Mes pensées arrivent en vrac !

Une fois mon sujet en tête, tout se déroule et me vient à l’esprit en quelques secondes. Je revois tout le monde (professeurs, patrons, supérieurs hiérarchiques, parents …) me dire : “tu veux aller trop vite”, “tu vas trop vite, recommence” ou “va doucement”. “Qu’est-ce que tu as fait ? Je n’ai pas vu ou compris”. Et je prends conscience que je veux aller vite, tout est trop lent pour moi. Je me trouve moi-même trop lent physiquement par rapport à mon mental car je suis limité par mon enveloppe charnelle et mes gestes d’humain. En amour, en amitié, dans les relations, je vais trop vite. Quand je pense à quelque chose, c’est comme si c’était déjà fait dans ma tête. Suis-je impatient ? Et je me sens frustré de devoir faire ce que j’ai pensé. Encore plus si ces actions prennent du temps. Je me revois à l’école, au travail, avec des amis où l’on me dit que je vais trop vite.

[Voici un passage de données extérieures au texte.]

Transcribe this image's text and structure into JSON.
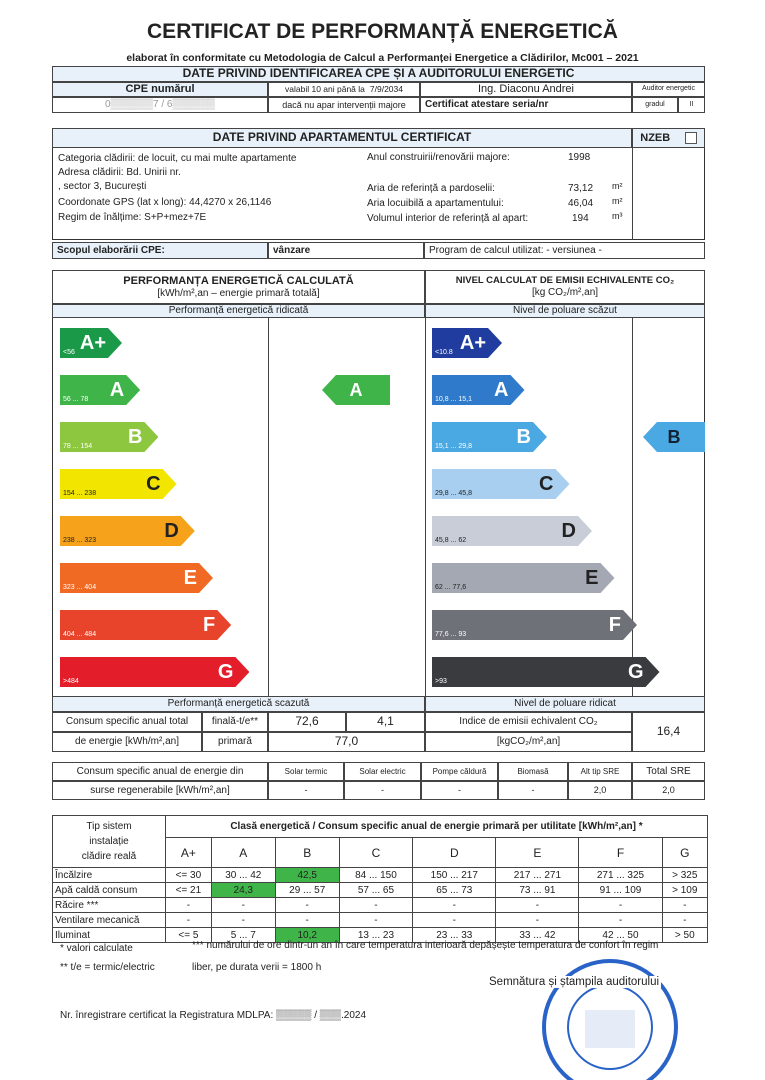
{
  "title": "CERTIFICAT DE PERFORMANȚĂ ENERGETICĂ",
  "subtitle": "elaborat în conformitate cu Metodologia de Calcul a Performanței Energetice a Clădirilor, Mc001 – 2021",
  "id": {
    "header": "DATE PRIVIND IDENTIFICAREA CPE ȘI A AUDITORULUI ENERGETIC",
    "cpe_label": "CPE numărul",
    "cpe_value": "0▒▒▒▒▒▒7 / 6▒▒▒▒▒▒",
    "valid_label": "valabil 10 ani până la",
    "valid_date": "7/9/2034",
    "valid_note": "dacă nu apar intervenții majore",
    "auditor": "Ing. Diaconu Andrei",
    "cert_label": "Certificat atestare seria/nr",
    "role": "Auditor energetic",
    "grade_label": "gradul",
    "grade": "II"
  },
  "apt": {
    "header": "DATE PRIVIND APARTAMENTUL CERTIFICAT",
    "nzeb": "NZEB",
    "category": "Categoria clădirii: de locuit, cu mai multe apartamente",
    "address1": "Adresa clădirii: Bd. Unirii nr.",
    "address2": ", sector 3, București",
    "gps": "Coordonate GPS (lat x long):   44,4270 x 26,1146",
    "height": "Regim de înălțime:  S+P+mez+7E",
    "year_label": "Anul construirii/renovării majore:",
    "year": "1998",
    "ref_area_label": "Aria de referință a pardoselii:",
    "ref_area": "73,12",
    "liv_area_label": "Aria locuibilă a apartamentului:",
    "liv_area": "46,04",
    "volume_label": "Volumul interior de referință al apart:",
    "volume": "194",
    "m2": "m²",
    "m3": "m³"
  },
  "scope": {
    "label": "Scopul elaborării CPE:",
    "value": "vânzare",
    "program": "Program de calcul utilizat:  - versiunea -"
  },
  "energy": {
    "title": "PERFORMANȚA ENERGETICĂ CALCULATĂ",
    "unit": "[kWh/m²,an – energie primară totală]",
    "high": "Performanță energetică ridicată",
    "low": "Performanță energetică scazută",
    "result": "A",
    "result_color": "#3fb549",
    "classes": [
      {
        "c": "A+",
        "r": "<56",
        "col": "#1a9a48"
      },
      {
        "c": "A",
        "r": "56 ... 78",
        "col": "#3fb549"
      },
      {
        "c": "B",
        "r": "78 ... 154",
        "col": "#8dc63f"
      },
      {
        "c": "C",
        "r": "154 ... 238",
        "col": "#f2e600"
      },
      {
        "c": "D",
        "r": "238 ... 323",
        "col": "#f6a31b"
      },
      {
        "c": "E",
        "r": "323 ... 404",
        "col": "#f06a23"
      },
      {
        "c": "F",
        "r": "404 ... 484",
        "col": "#e8432b"
      },
      {
        "c": "G",
        "r": ">484",
        "col": "#e31e2a"
      }
    ]
  },
  "co2": {
    "title": "NIVEL CALCULAT DE EMISII ECHIVALENTE CO₂",
    "unit": "[kg CO₂/m²,an]",
    "high": "Nivel de poluare scăzut",
    "low": "Nivel de poluare ridicat",
    "result": "B",
    "result_color": "#4aa8e2",
    "classes": [
      {
        "c": "A+",
        "r": "<10.8",
        "col": "#1f3c9e"
      },
      {
        "c": "A",
        "r": "10,8 ... 15,1",
        "col": "#2f7acb"
      },
      {
        "c": "B",
        "r": "15,1 ... 29,8",
        "col": "#4aa8e2"
      },
      {
        "c": "C",
        "r": "29,8 ... 45,8",
        "col": "#a8cff0"
      },
      {
        "c": "D",
        "r": "45,8 ... 62",
        "col": "#c8cdd8"
      },
      {
        "c": "E",
        "r": "62 ... 77,6",
        "col": "#a3a8b2"
      },
      {
        "c": "F",
        "r": "77,6 ... 93",
        "col": "#6e7177"
      },
      {
        "c": "G",
        "r": ">93",
        "col": "#3a3b3e"
      }
    ]
  },
  "consumption": {
    "label1": "Consum specific anual total",
    "label2": "de energie [kWh/m²,an]",
    "final_label": "finală-t/e**",
    "final_t": "72,6",
    "final_e": "4,1",
    "primary_label": "primară",
    "primary": "77,0",
    "co2_label": "Indice de emisii echivalent CO₂",
    "co2_unit": "[kgCO₂/m²,an]",
    "co2": "16,4"
  },
  "sre": {
    "label1": "Consum specific anual de energie din",
    "label2": "surse regenerabile [kWh/m²,an]",
    "cols": [
      "Solar termic",
      "Solar electric",
      "Pompe căldură",
      "Biomasă",
      "Alt tip SRE",
      "Total SRE"
    ],
    "vals": [
      "-",
      "-",
      "-",
      "-",
      "2,0",
      "2,0"
    ]
  },
  "util": {
    "h1": "Tip sistem",
    "h2": "instalație",
    "h3": "clădire reală",
    "title": "Clasă energetică / Consum specific anual de energie primară per utilitate [kWh/m²,an] *",
    "classes": [
      "A+",
      "A",
      "B",
      "C",
      "D",
      "E",
      "F",
      "G"
    ],
    "rows": [
      {
        "name": "Încălzire",
        "vals": [
          "<= 30",
          "30 ... 42",
          "42,5",
          "84 ... 150",
          "150 ... 217",
          "217 ... 271",
          "271 ... 325",
          "> 325"
        ],
        "hl": 2
      },
      {
        "name": "Apă caldă consum",
        "vals": [
          "<= 21",
          "24,3",
          "29 ... 57",
          "57 ... 65",
          "65 ... 73",
          "73 ... 91",
          "91 ... 109",
          "> 109"
        ],
        "hl": 1
      },
      {
        "name": "Răcire ***",
        "vals": [
          "-",
          "-",
          "-",
          "-",
          "-",
          "-",
          "-",
          "-"
        ],
        "hl": -1
      },
      {
        "name": "Ventilare mecanică",
        "vals": [
          "-",
          "-",
          "-",
          "-",
          "-",
          "-",
          "-",
          "-"
        ],
        "hl": -1
      },
      {
        "name": "Iluminat",
        "vals": [
          "<= 5",
          "5 ... 7",
          "10,2",
          "13 ... 23",
          "23 ... 33",
          "33 ... 42",
          "42 ... 50",
          "> 50"
        ],
        "hl": 2
      }
    ]
  },
  "notes": {
    "n1": "* valori calculate",
    "n2": "** t/e = termic/electric",
    "n3": "*** numărului de ore dintr-un an în care temperatura interioară depășește temperatura de confort în regim",
    "n4": "liber, pe durata verii =    1800  h",
    "signature": "Semnătura și ștampila auditorului",
    "registry": "Nr. înregistrare certificat la Registratura MDLPA:  ▒▒▒▒▒ / ▒▒▒.2024"
  },
  "stamp": {
    "text": "DIACONU ANDREI · ROMÂNIA · M.D.R.A.P. · AUDITOR ENERGETIC PENTRU CLĂDIRI"
  }
}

Le surdoué va trop vite dans le travail !

Les gens me trouvent souvent très rapide, voire trop rapide, comme si ce n’était pas normal. J’exécutais mon travail rapidement dans tous les emplois que j’ai eus. Je le remarquais bien en entendant les “clics” de la souris de mon ordinateur et de celle de mes collègues. C’est en partie pour cette raison que je réussissais mes périodes d’essai dans mes nouveaux postes. Parce qu’en étant plus rapide que les autres, dans le même temps j’en faisais plus. Les gens associaient ça à du dynamisme. Mais je ne n’en étais pas entièrement conscient. J’aimais voir mes supérieurs hiérarchiques satisfaits de mon travail. Pour moi il s’agissait d’un jeu, accomplir les tâches le plus rapidement possible comme dans un jeu vidéo. Mauvaise référence pour moi car je ne suis pas un “gamer”.

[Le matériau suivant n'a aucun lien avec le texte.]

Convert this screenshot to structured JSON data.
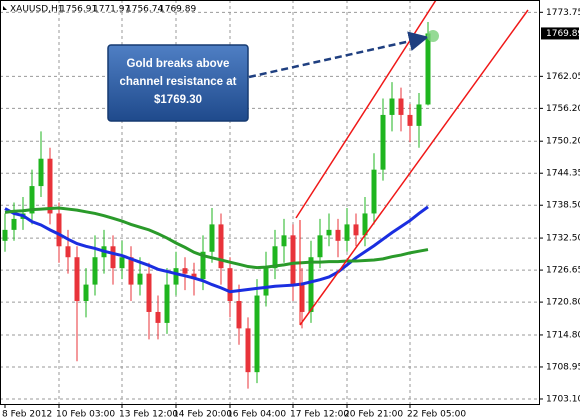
{
  "chart_data": {
    "type": "candlestick",
    "title": "XAUUSD,H1",
    "categories": [
      "8 Feb 2012",
      null,
      null,
      null,
      null,
      null,
      "10 Feb 03:00",
      null,
      null,
      null,
      null,
      null,
      null,
      "13 Feb 12:00",
      null,
      null,
      null,
      null,
      null,
      "14 Feb 20:00",
      null,
      null,
      null,
      null,
      null,
      "16 Feb 04:00",
      null,
      null,
      null,
      null,
      null,
      null,
      "17 Feb 12:00",
      null,
      null,
      null,
      null,
      null,
      "20 Feb 21:00",
      null,
      null,
      null,
      null,
      null,
      null,
      "22 Feb 05:00",
      null,
      null
    ],
    "open": [
      1732,
      1734,
      1736,
      1737,
      1742,
      1747,
      1737,
      1731,
      1729,
      1721,
      1724,
      1729,
      1731,
      1727,
      1729,
      1724,
      1726,
      1719,
      1717,
      1724,
      1727,
      1726,
      1725,
      1730,
      1735,
      1727,
      1721,
      1716,
      1708,
      1722,
      1727,
      1731,
      1733,
      1724,
      1719,
      1729,
      1733,
      1734,
      1732,
      1735,
      1733,
      1737,
      1745,
      1755,
      1758,
      1755,
      1753,
      1756.91
    ],
    "high": [
      1737,
      1739,
      1740,
      1745,
      1752,
      1749,
      1739,
      1734,
      1731,
      1727,
      1733,
      1734,
      1733,
      1732,
      1731,
      1729,
      1728,
      1722,
      1727,
      1730,
      1729,
      1728,
      1733,
      1738,
      1737,
      1729,
      1724,
      1718,
      1725,
      1730,
      1734,
      1736,
      1735,
      1727,
      1732,
      1736,
      1737,
      1736,
      1738,
      1737,
      1740,
      1748,
      1758,
      1761,
      1760,
      1757,
      1759,
      1771.97
    ],
    "low": [
      1730,
      1732,
      1734,
      1735,
      1740,
      1735,
      1728,
      1726,
      1710,
      1718,
      1722,
      1726,
      1724,
      1725,
      1721,
      1722,
      1714,
      1714,
      1715,
      1722,
      1723,
      1722,
      1723,
      1728,
      1724,
      1718,
      1713,
      1705,
      1706,
      1720,
      1725,
      1728,
      1721,
      1716,
      1717,
      1727,
      1731,
      1729,
      1730,
      1731,
      1731,
      1735,
      1743,
      1752,
      1752,
      1750,
      1749,
      1756.74
    ],
    "close": [
      1734,
      1736,
      1737,
      1742,
      1747,
      1737,
      1731,
      1729,
      1721,
      1724,
      1729,
      1731,
      1727,
      1729,
      1724,
      1726,
      1719,
      1717,
      1724,
      1727,
      1726,
      1725,
      1730,
      1735,
      1727,
      1721,
      1716,
      1708,
      1722,
      1727,
      1731,
      1733,
      1724,
      1719,
      1729,
      1733,
      1734,
      1732,
      1735,
      1733,
      1737,
      1745,
      1755,
      1758,
      1755,
      1753,
      1756.91,
      1769.89
    ],
    "up_color": "#1fb51f",
    "down_color": "#e8333a",
    "moving_averages": [
      {
        "color": "#1a2ee0",
        "values": [
          1737.9,
          1737.0,
          1736.6,
          1735.5,
          1734.9,
          1734.0,
          1733.2,
          1732.3,
          1731.5,
          1731.0,
          1730.6,
          1730.1,
          1729.7,
          1729.3,
          1728.7,
          1728.1,
          1727.5,
          1726.8,
          1726.4,
          1726.0,
          1725.6,
          1725.2,
          1724.7,
          1724.0,
          1723.4,
          1722.7,
          1722.9,
          1723.1,
          1723.3,
          1723.5,
          1723.7,
          1723.8,
          1723.9,
          1724.1,
          1724.5,
          1724.9,
          1725.4,
          1726.3,
          1727.6,
          1728.9,
          1730.0,
          1731.1,
          1732.3,
          1733.5,
          1734.6,
          1735.7,
          1737.0,
          1738.2
        ]
      },
      {
        "color": "#2a9a2a",
        "values": [
          1737.2,
          1737.4,
          1737.5,
          1737.7,
          1737.8,
          1737.9,
          1738.0,
          1737.8,
          1737.6,
          1737.3,
          1737.0,
          1736.6,
          1736.1,
          1735.6,
          1735.0,
          1734.5,
          1734.0,
          1733.3,
          1732.5,
          1731.6,
          1730.8,
          1729.9,
          1729.3,
          1728.9,
          1728.5,
          1728.1,
          1727.7,
          1727.3,
          1727.1,
          1727.2,
          1727.4,
          1727.6,
          1727.9,
          1728.0,
          1728.1,
          1728.1,
          1728.2,
          1728.2,
          1728.3,
          1728.3,
          1728.4,
          1728.5,
          1728.7,
          1729.1,
          1729.4,
          1729.8,
          1730.1,
          1730.4
        ]
      }
    ],
    "ylim": [
      1702.0,
      1776.0
    ],
    "yticks": [
      1773.75,
      1762.05,
      {
        "value": 1756.2,
        "label": "1756.20"
      },
      {
        "value": 1750.2,
        "label": "1750.20"
      },
      1744.35,
      {
        "value": 1738.5,
        "label": "1738.50"
      },
      {
        "value": 1732.5,
        "label": "1732.50"
      },
      1726.65,
      {
        "value": 1720.8,
        "label": "1720.80"
      },
      {
        "value": 1714.8,
        "label": "1714.80"
      },
      1708.95,
      {
        "value": 1703.1,
        "label": "1703.10"
      }
    ],
    "grid": true,
    "annotation": [
      "Gold breaks above",
      "channel resistance at",
      "$1769.30"
    ]
  }
}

Le surdoué va trop vite en amour !

Je suis du genre à m’enflammer en amour. J’ai eu de nombreux coups de foudre qui m’ont émotionnellement bouleversé au point de remettre en question ma vie ou mon couple. Et cela sans connaître réellement la personne avec qui je commençais tout juste à sortir. C’est à la fois agréable et horrible à vivre. Agréable parce que c’est nouveau, excitant et que ça réchauffe le coeur. Horrible car j’ai l’impression que toute ma vie s’effondre. Dans ma tête je voyais rapidement les points communs, les défauts. Si je me voyais avec lui dans plusieurs années, vivre ensemble, partir en vacances, voir nos parents … Tout ça dès les premières heures et les premiers jours après la rencontre.

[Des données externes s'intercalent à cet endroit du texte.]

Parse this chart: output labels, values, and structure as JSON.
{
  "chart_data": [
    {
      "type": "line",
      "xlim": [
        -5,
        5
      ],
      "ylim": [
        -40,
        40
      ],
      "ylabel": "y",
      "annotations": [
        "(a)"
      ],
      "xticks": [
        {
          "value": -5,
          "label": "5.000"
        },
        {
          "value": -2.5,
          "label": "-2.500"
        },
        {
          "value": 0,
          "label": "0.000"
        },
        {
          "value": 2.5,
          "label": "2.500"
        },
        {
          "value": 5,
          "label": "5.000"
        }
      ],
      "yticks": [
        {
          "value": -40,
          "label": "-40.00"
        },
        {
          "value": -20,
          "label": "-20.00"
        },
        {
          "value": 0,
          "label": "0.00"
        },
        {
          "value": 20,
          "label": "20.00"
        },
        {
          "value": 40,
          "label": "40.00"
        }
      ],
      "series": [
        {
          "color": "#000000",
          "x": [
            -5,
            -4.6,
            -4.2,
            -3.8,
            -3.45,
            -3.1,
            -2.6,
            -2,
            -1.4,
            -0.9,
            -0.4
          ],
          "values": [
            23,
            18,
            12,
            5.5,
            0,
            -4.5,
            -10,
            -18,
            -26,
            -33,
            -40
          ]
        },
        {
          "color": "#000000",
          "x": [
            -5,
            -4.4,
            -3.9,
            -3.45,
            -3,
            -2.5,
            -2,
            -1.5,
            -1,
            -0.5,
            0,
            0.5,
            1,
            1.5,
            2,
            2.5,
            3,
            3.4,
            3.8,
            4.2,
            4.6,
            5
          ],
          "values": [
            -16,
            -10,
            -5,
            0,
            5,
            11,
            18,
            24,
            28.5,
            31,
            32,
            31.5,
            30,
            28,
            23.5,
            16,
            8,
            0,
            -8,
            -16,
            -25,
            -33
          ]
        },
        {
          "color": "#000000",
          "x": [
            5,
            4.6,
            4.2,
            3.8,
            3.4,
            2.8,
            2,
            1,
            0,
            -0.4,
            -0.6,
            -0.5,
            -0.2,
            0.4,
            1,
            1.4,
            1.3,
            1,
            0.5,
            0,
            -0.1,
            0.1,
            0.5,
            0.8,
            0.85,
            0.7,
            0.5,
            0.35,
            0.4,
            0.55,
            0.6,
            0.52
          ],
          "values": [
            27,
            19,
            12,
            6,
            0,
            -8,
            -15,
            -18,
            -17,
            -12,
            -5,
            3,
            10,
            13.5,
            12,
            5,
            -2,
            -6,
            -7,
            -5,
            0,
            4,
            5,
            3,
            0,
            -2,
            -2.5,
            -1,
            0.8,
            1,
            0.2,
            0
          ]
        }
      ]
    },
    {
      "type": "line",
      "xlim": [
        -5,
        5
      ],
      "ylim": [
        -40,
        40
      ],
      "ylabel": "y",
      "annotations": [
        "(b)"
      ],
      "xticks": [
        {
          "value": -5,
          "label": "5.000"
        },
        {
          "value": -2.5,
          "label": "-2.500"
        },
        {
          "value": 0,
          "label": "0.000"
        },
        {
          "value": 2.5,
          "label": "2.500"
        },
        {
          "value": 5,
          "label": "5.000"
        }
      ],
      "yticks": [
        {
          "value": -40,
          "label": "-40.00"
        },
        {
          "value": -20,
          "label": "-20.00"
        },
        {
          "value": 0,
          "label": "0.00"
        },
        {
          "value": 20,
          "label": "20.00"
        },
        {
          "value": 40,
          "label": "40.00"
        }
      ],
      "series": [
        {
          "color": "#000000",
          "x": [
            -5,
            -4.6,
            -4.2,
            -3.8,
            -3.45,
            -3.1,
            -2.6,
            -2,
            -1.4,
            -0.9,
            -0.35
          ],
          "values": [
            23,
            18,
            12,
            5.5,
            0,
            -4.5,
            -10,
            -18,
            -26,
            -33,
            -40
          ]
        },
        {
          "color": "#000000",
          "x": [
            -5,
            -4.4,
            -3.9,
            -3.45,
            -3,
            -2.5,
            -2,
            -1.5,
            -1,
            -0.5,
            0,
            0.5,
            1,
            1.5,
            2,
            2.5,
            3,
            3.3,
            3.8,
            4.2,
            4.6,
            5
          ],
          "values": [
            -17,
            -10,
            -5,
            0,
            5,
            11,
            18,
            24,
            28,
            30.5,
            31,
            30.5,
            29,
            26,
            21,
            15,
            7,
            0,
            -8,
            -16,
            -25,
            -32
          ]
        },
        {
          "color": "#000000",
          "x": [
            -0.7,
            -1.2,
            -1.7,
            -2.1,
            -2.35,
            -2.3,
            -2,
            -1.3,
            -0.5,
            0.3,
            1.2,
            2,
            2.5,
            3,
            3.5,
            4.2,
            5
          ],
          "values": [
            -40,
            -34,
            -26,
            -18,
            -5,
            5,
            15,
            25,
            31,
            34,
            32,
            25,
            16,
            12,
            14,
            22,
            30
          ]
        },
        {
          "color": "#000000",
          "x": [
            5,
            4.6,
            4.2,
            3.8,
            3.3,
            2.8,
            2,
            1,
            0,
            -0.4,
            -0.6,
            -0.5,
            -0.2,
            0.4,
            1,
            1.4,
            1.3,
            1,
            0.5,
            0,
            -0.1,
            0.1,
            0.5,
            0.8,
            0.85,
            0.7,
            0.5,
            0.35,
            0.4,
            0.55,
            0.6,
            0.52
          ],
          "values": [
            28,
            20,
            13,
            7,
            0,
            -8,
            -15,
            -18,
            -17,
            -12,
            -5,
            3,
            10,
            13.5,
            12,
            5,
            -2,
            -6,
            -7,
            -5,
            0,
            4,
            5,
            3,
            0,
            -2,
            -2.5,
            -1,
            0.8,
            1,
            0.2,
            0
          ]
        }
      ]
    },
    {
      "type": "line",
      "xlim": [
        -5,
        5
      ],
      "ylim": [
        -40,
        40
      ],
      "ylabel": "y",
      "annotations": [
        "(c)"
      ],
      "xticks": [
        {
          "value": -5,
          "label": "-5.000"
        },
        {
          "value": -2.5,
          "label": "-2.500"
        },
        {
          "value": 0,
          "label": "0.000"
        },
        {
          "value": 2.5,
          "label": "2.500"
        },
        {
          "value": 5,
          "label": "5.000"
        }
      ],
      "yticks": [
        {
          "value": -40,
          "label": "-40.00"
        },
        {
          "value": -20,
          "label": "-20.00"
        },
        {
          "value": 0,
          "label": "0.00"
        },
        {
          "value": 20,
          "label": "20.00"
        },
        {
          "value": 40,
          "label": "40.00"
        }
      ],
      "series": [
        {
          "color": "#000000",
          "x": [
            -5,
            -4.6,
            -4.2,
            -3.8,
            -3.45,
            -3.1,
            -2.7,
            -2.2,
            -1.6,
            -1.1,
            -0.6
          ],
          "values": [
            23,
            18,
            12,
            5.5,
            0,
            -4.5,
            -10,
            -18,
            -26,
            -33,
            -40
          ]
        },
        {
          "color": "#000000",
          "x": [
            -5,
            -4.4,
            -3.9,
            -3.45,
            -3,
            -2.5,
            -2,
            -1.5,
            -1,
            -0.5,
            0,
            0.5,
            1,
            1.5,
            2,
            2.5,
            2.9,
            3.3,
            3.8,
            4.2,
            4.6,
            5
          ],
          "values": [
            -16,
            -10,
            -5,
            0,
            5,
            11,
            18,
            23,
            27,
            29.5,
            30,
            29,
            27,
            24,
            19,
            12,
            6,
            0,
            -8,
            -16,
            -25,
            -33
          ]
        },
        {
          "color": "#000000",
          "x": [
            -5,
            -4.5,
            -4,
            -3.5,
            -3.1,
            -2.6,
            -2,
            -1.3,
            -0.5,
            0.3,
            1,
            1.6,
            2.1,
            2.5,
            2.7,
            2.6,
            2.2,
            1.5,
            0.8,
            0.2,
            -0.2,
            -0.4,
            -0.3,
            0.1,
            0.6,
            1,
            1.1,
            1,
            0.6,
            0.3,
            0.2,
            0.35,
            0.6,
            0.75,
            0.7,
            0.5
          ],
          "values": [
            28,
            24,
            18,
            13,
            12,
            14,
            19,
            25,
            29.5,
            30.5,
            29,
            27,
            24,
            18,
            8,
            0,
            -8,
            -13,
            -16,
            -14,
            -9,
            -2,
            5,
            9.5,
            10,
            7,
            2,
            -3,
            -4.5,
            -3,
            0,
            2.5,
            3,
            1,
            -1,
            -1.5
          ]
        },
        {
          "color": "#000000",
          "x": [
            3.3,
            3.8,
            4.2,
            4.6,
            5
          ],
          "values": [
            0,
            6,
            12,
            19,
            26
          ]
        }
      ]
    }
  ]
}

Tout se joue entre la tête, le coeur et le sexe !

Une vraie tornade de questions et d’émotions qui me chamboulaient. Je me sentais instable et mettais en danger mon couple. Face au dilemme de dire oui et de prendre des risques ou de dire non et de regretter. J’ai toujours dit oui car je crois toujours au Prince Charmant même si on m’a démontré que c’est un fantasme utopique.

Le surdoué accro aux romances !

Quand je suis allé aux réunions des DASA (Dépendants Affectifs et Sexuels Anonymes) il y a quelques années, j’ai appris que j’étais accro aux “romances”. C’est le fait d’imaginer une ou des relations amoureuses sans les vivre tout à fait. Etre trop romantique, détaché de la réalité. Exactement ce que je vivais et que je décris ci-dessus. Beaucoup de la relation se passait dans ma tête et prenais énormément de mon temps. Je pensais trop souvent à l’homme avec qui je sortais ou que je venais de rencontrer. Ce qui pouvait m’empêcher de travailler, de peindre, de faire le ménage et même de vivre normalement.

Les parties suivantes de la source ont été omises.